Quick Tips for Handling Boundary Violations
Speak up in the moment. When you remain silent, you give people the impression that what they said or did is okay with you. What you say doesn’t have to be well-thought-out or perfect. Simply say something like, “I don’t like it.” Saying anything is better than saying nothing.
Verbalize your boundaries with others. Do it organically in conversation, such as “I don’t like it when people come over without calling first.
If someone violates a boundary you’ve already verbalized, tell them how the violation makes you feel. Then restate what you expect.
Don’t let people slide—not even once.
There are five ways to communicate a boundary:
- Passive: Letting it slide.
- Passive-Aggressive: Acting upset without clearly stating your needs to the other person.
- Aggressive: Being rigid, inflexible, and demanding about what you need.
- Manipulation: Coercively attempting to get your needs met.

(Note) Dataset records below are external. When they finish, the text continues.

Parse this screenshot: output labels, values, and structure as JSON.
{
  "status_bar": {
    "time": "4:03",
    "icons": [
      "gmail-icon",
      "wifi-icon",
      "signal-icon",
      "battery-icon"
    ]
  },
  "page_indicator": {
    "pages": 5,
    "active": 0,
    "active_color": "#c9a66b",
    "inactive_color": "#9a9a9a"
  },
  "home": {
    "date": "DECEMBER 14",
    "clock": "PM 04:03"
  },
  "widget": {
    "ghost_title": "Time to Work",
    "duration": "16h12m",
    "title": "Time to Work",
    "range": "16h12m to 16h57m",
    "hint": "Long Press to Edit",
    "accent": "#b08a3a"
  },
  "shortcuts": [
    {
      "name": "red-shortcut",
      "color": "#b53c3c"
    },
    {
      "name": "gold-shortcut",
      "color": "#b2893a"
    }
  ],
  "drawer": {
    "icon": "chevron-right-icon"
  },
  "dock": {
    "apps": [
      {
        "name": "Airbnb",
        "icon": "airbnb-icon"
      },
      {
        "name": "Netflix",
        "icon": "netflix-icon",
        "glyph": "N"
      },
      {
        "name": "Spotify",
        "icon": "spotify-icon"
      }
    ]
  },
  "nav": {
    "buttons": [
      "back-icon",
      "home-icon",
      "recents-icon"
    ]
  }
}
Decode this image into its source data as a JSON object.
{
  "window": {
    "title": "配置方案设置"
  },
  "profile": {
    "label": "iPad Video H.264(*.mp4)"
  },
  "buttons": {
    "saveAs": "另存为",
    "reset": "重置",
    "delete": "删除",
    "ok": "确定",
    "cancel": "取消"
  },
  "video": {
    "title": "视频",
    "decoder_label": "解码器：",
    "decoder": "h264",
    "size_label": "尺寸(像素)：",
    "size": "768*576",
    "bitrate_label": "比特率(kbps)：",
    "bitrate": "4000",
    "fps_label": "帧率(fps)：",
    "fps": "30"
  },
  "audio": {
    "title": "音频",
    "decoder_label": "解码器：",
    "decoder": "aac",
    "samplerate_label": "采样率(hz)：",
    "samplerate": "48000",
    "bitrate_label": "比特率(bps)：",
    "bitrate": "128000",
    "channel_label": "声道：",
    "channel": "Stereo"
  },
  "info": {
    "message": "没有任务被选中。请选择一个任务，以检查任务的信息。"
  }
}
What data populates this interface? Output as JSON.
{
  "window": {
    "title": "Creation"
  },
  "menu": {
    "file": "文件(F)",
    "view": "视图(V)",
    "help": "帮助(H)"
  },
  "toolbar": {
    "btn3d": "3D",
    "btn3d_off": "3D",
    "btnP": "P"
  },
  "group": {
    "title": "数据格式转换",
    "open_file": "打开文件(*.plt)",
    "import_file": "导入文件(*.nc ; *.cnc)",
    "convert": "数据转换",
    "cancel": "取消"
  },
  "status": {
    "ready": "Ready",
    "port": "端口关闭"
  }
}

- Assertive: Telling people exactly what you desire clearly and firmly.
You can’t change people, but you can change
- How you deal with them
- What you accept
- How you react to them
- How often you interact with them
- How much space you allow them to take up
- What you participate in
- What role they play in your life
- What people you have contact with
- Who you allow in your life
- Your perspective
Benefits of Setting Healthy Boundaries
Situations, relationships, and people struggle to survive without boundaries. Here are just a few of the benefits:
- People with boundaries sleep better.
- People with boundaries experience less burnout.
- People with boundaries have healthier relationships that tend to last longer.
- People with boundaries experience less stress.
- People with boundaries feel more joyful.
- People with boundaries benefit from the short- and long-term value of setting them.
All the Best in your quest to get Better. Don’t Settle: Live with Passion.